BLOOMBERG BUSINESSWEEK: Loan Collector’s Corinthian Purchase Hurts Students, Critics Say

Career College Central Summary:

  • Corinthian Colleges Inc. (COCO:US) students will be hurt by the planned sale of 56 campuses to college-loan debt collector Educational Credit Management Corp., consumer and legal advocates said.
  • ECMC’s planned purchase doesn’t give students the option of discharging their debt if they leave their programs, even though multiple federal and state agencies have alleged Corinthian inflated its job placement rates, according to a letter today from 46 advocacy groups. The letter was sent to U.S. Education Secretary Arne Duncan, Attorney General Eric Holder, and Consumer Financial Protection Bureau Director Richard Cordray.

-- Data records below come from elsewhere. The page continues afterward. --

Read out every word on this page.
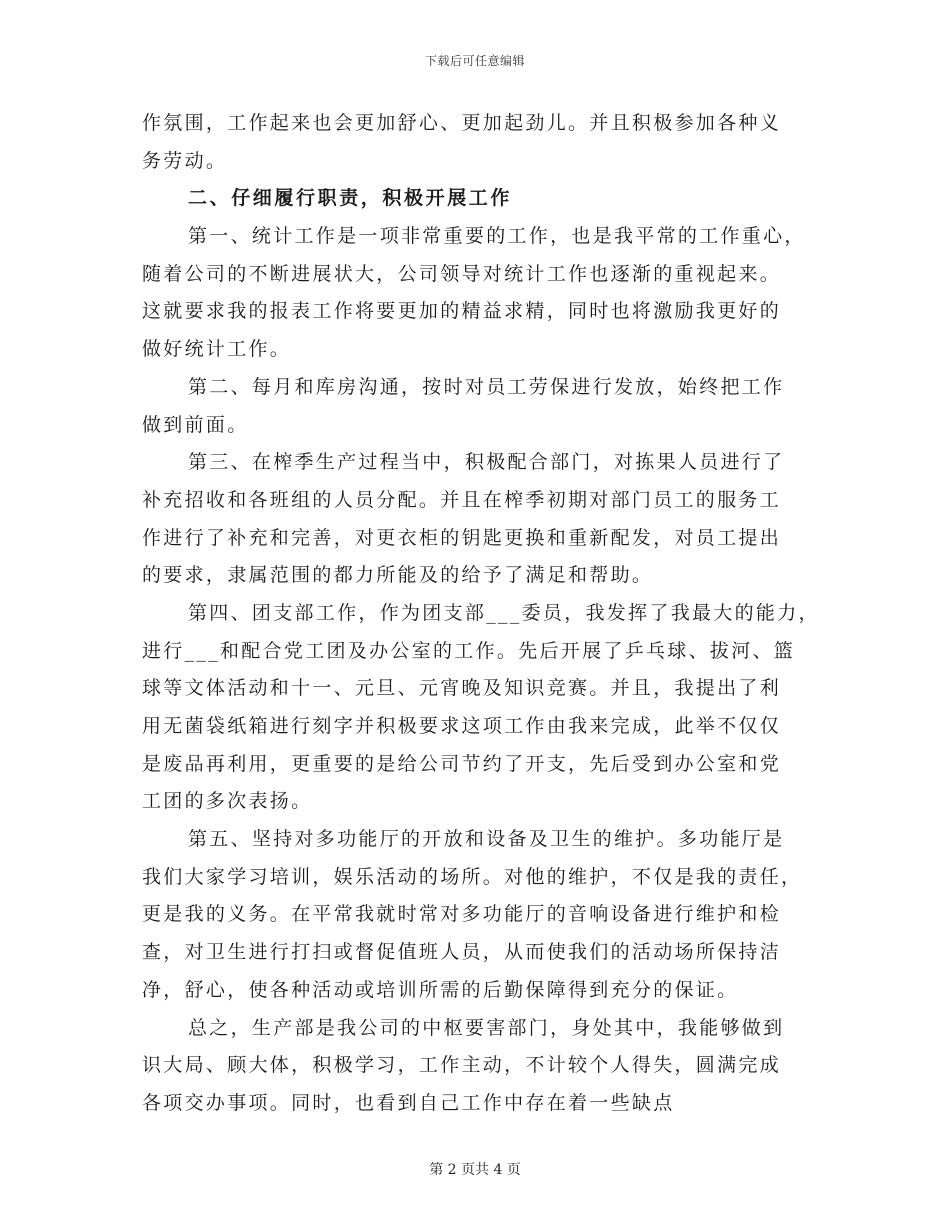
下载后可任意编辑
作氛围，工作起来也会更加舒心、更加起劲儿。并且积极参加各种义
务劳动。
二、仔细履行职责，积极开展工作
第一、统计工作是一项非常重要的工作，也是我平常的工作重心，
随着公司的不断进展状大，公司领导对统计工作也逐渐的重视起来。
这就要求我的报表工作将要更加的精益求精，同时也将激励我更好的
做好统计工作。
第二、每月和库房沟通，按时对员工劳保进行发放，始终把工作
做到前面。
第三、在榨季生产过程当中，积极配合部门，对拣果人员进行了
补充招收和各班组的人员分配。并且在榨季初期对部门员工的服务工
作进行了补充和完善，对更衣柜的钥匙更换和重新配发，对员工提出
的要求，隶属范围的都力所能及的给予了满足和帮助。
第四、团支部工作，作为团支部___委员，我发挥了我最大的能力，
进行___和配合党工团及办公室的工作。先后开展了乒乓球、拔河、篮
球等文体活动和十一、元旦、元宵晚及知识竞赛。并且，我提出了利
用无菌袋纸箱进行刻字并积极要求这项工作由我来完成，此举不仅仅
是废品再利用，更重要的是给公司节约了开支，先后受到办公室和党
工团的多次表扬。
第五、坚持对多功能厅的开放和设备及卫生的维护。多功能厅是
我们大家学习培训，娱乐活动的场所。对他的维护，不仅是我的责任，
更是我的义务。在平常我就时常对多功能厅的音响设备进行维护和检
查，对卫生进行打扫或督促值班人员，从而使我们的活动场所保持洁
净，舒心，使各种活动或培训所需的后勤保障得到充分的保证。
总之，生产部是我公司的中枢要害部门，身处其中，我能够做到
识大局、顾大体，积极学习，工作主动，不计较个人得失，圆满完成
各项交办事项。同时，也看到自己工作中存在着一些缺点
第 2 页共 4 页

  • “The terms of the proposed sale to ECMC would not give students the choice of completing or a fresh start, while leaving the campuses in the hands of a troubled entity with no educational experience,” according to the letter.
  • The letter was signed by groups including the NAACP, the Institute for College Access & Success, Public Citizen, National Education Association and Veterans Student Loan Relief Fund.
  • Kent Jenkins, a spokesman for Santa Ana, California-based Corinthian, said that many of the groups have made previous allegations against the company that haven’t been proven in court or by any neutral fact-finding body.
  • “Repeating those allegations yet again does not make them any more true or credible,” Jenkins said. ’
  • ECMC has worked for more than 20 years to help families plan and pay for college, said Dave Hawn, president and chief executive officer of the Oakdale, Minnesota-based company. ECMC is acquiring Corinthian’s campuses in hopes of helping students complete their studies and start careers, he said.
  • Dorie Nolt, an Education Department spokeswoman, didn’t have an immediate comment.
  • A group of Democratic U.S. senators led by Elizabeth Warren of Massachusetts sent a letter Dec. 9 urging Duncan to discharge federal loans of Corinthian students. The for-profit company, which had about 70,000 students as of July, took in $1 billion in federal student grants and loans last year.